Crafting experience...
6/12/2026
Built At
Progress x GitNation
Hosted By
GitNation
Talks & workshops by core teams and top engineers.
What is the problem you are trying to solve? Who does it affect?
Many event attendees struggle to find the most relevant sessions, build meaningful connections, and retain what they learned after the event ends. Most events focus on delivering content, but they do not provide a personalized journey before, during, and after the event.
This problem affects both attendees and organizers. Attendees feel overwhelmed by parallel tracks and packed schedules, while organizers lack real-time insight into participant engagement and long-term impact.
What is your idea? How does it fix the problem?
Evenner is an AI-powered event companion β an agentic event planner that accompanies the attendee before, during, and after an event.
Before the event, an AI onboarding interview learns who the user is: their profession, interests, goals, and preferred session formats. When an attendee joins an event, the AI generates a personalized agenda from the event's real schedule β an ordered selection of keynotes, sessions, and workshops, each with a one-line explanation of why it was picked. When the agenda leaves a long gap in the day, the platform fills it with a "micro-meetup": a short networking slot built around an interest the attendee shares with others.
During the event, attendees check into sessions from their live agenda. The app can capture the talk via on-device speech-to-text, and after each session the attendee rates it and leaves feedback β stored together with the transcript. Organizers follow a realtime dashboard that streams session check-ins and feedback as they happen.
After the event, attendees get a recap of everything they attended and rated, plus AI-generated follow-up recommendations β articles, repositories, and videos found via live web search, each tied to a session they actually attended and explained with a reason. Their ratings also feed back into the AI as taste signals for their next event's agenda.

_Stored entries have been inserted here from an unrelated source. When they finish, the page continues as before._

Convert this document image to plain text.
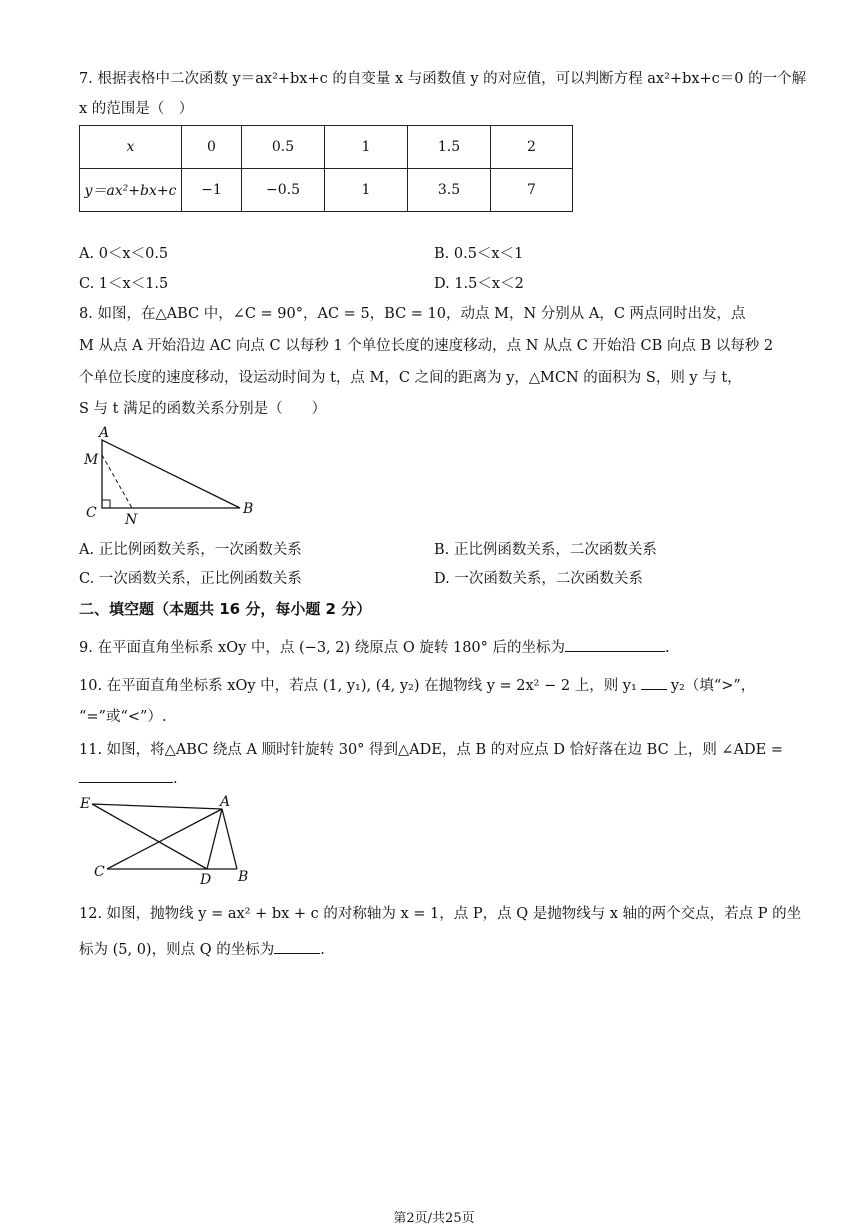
7. 根据表格中二次函数 y＝ax²+bx+c 的自变量 x 与函数值 y 的对应值，可以判断方程 ax²+bx+c＝0 的一个解
x 的范围是（　）
x	0	0.5	1	1.5	2
y＝ax²+bx+c	−1	−0.5	1	3.5	7
A. 0＜x＜0.5	B. 0.5＜x＜1
C. 1＜x＜1.5	D. 1.5＜x＜2
8. 如图，在△ABC 中，∠C = 90°，AC = 5，BC = 10，动点 M，N 分别从 A，C 两点同时出发，点
M 从点 A 开始沿边 AC 向点 C 以每秒 1 个单位长度的速度移动，点 N 从点 C 开始沿 CB 向点 B 以每秒 2
个单位长度的速度移动，设运动时间为 t，点 M，C 之间的距离为 y，△MCN 的面积为 S，则 y 与 t，
S 与 t 满足的函数关系分别是（　　）
A
M
C N
B
A. 正比例函数关系，一次函数关系	B. 正比例函数关系，二次函数关系
C. 一次函数关系，正比例函数关系	D. 一次函数关系，二次函数关系
二、填空题（本题共 16 分，每小题 2 分）
9. 在平面直角坐标系 xOy 中，点 (−3, 2) 绕原点 O 旋转 180° 后的坐标为	.
10. 在平面直角坐标系 xOy 中，若点 (1, y₁), (4, y₂) 在抛物线 y = 2x² − 2 上，则 y₁ y₂（填“>”，
“=”或“<”）.
11. 如图，将△ABC 绕点 A 顺时针旋转 30° 得到△ADE，点 B 的对应点 D 恰好落在边 BC 上，则 ∠ADE =
.
E	A
C	D B
12. 如图，抛物线 y = ax² + bx + c 的对称轴为 x = 1，点 P，点 Q 是抛物线与 x 轴的两个交点，若点 P 的坐
标为 (5, 0)，则点 Q 的坐标为	.
第2页/共25页
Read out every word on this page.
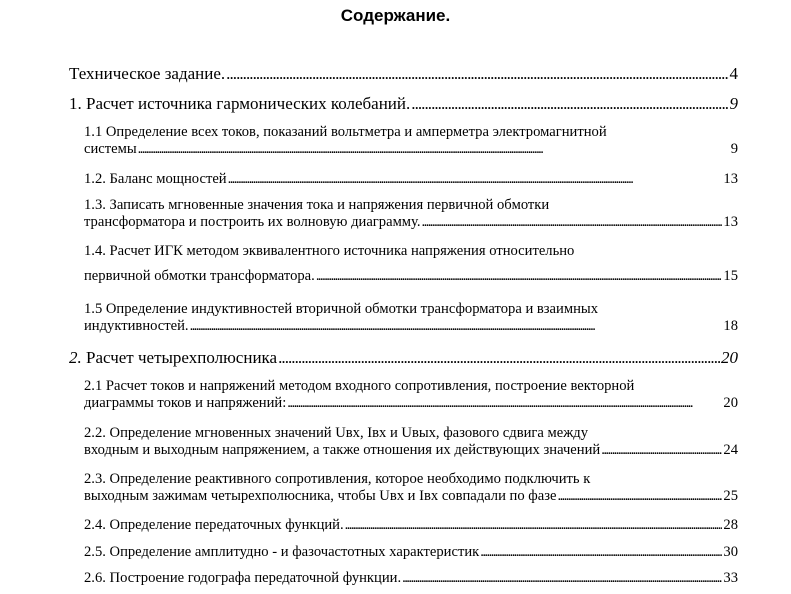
Содержание.
Техническое задание. . . .	4
1. Расчет источника гармонических колебаний. . . .	9
1.1 Определение всех токов, показаний вольтметра и амперметра электромагнитной
системы . . .	9
1.2. Баланс мощностей . . .	13
1.3. Записать мгновенные значения тока и напряжения первичной обмотки
трансформатора и построить их волновую диаграмму. . . .	13
1.4. Расчет ИГК методом эквивалентного источника напряжения относительно
первичной обмотки трансформатора. . . .	15
1.5 Определение индуктивностей вторичной обмотки трансформатора и взаимных
индуктивностей. . . .	18
2. Расчет четырехполюсника . . .	20
2.1 Расчет токов и напряжений методом входного сопротивления, построение векторной
диаграммы токов и напряжений: . . .	20
2.2. Определение мгновенных значений Uвх, Iвх и Uвых, фазового сдвига между
входным и выходным напряжением, а также отношения их действующих значений . . .	24
2.3. Определение реактивного сопротивления, которое необходимо подключить к
выходным зажимам четырехполюсника, чтобы Uвх и Iвх совпадали по фазе . . .	25
2.4. Определение передаточных функций. . . .	28
2.5. Определение амплитудно - и фазочастотных характеристик . . .	30
2.6. Построение годографа передаточной функции. . . .	33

This transforms events from one-time experiences into ongoing learning and networking journeys.
How do all the pieces fit together? Does your frontend make requests to your backend? Where does your database fit in?
The frontend is a Next.js 14 application using KendoReact components and Tailwind CSS, with two role-based experiences: attendees get Events, a personal hub, and Profile; organizers get a console for creating events, building multi-day agendas, managing sponsors, and a dashboard with live stats (sessions running now, next up, registrations and capacity).
The backend uses Next.js Server Actions on top of Supabase: Postgres for data, Supabase Auth for sign-in (LinkedIn OpenID Connect with consent, or passwordless magic links), Row Level Security scoping every record to its owner, and Supabase Realtime for the organizer's live dashboard.
The database stores profiles, onboarding answers, events, agendas (keynotes, sessions, workshops, panels), sponsors, personal agendas, session check-ins, feedback with transcripts, and recommendations.
The AI layer is provider-agnostic: it works with Anthropic, OpenAI, or OpenRouter (selected via configuration), and degrades gracefully to a deterministic local heuristic when no API key is available β so the core experience never breaks. AI services are used to:
Generate the personalized agenda with an explainable reason per session.
Produce post-event recommendations using real-time web search with structured, validated output.
Incorporate past session ratings as taste signals for future recommendations.
Suggest interest-based micro-meetups to fill agenda gaps.
A core guardrail: every recommendation must cite the signal that drove it, and no user's interview answers are ever visible to another user (enforced at the database level).
What did you struggle with? How did you overcome it?
One of the biggest challenges was balancing innovation with simplicity. We generated many feature ideas, but kept the experience focused by organizing the platform into three clear stages: pre-event personalization, in-event engagement, and post-event continuation.
A second challenge was making the AI trustworthy and resilient. We solved this with explainability (every pick comes with its reason) and a fallback chain β multiple LLM providers with a local heuristic backstop β so the product demos and functions even without API access.
Finally, capturing in-event signals without friction was hard: nobody fills in long forms at a conference. Lightweight check-ins, ambient speech-to-text capture, and one-tap ratings keep the cost of engagement near zero while still feeding rich data to the AI.
What did you learn? What did you accomplish?
We built a working platform that:
Personalizes event participation with an explainable, AI-generated agenda.
Encourages active engagement instead of passive attendance through live check-ins, transcripts, and instant feedback.
Creates networking opportunities via interest-based micro-meetups.
Extends learning beyond the event with AI-curated follow-up resources.
Gives organizers a realtime view of engagement as it happens.
The project demonstrates how events can become long-term learning journeys rather than one-day experiences.
What are the next steps for your project? How can you improve it?
The core product is functional end-to-end. Next, we plan to deepen each stage of the lifecycle:
Interactive quizzes and challenges during sessions.
Digital achievement badges and gamification rewards.
Advanced AI matchmaking for one-to-one networking (beyond interest-based micro-meetups).
Trend analysis and topic-level insights for organizers, built on the feedback and transcript data we already collect.
"Future Note" reminders sent after the event.
Community groups and post-event discussions.
Our long-term vision is a platform that keeps attendees connected, engaged, and learning long after the event has ended.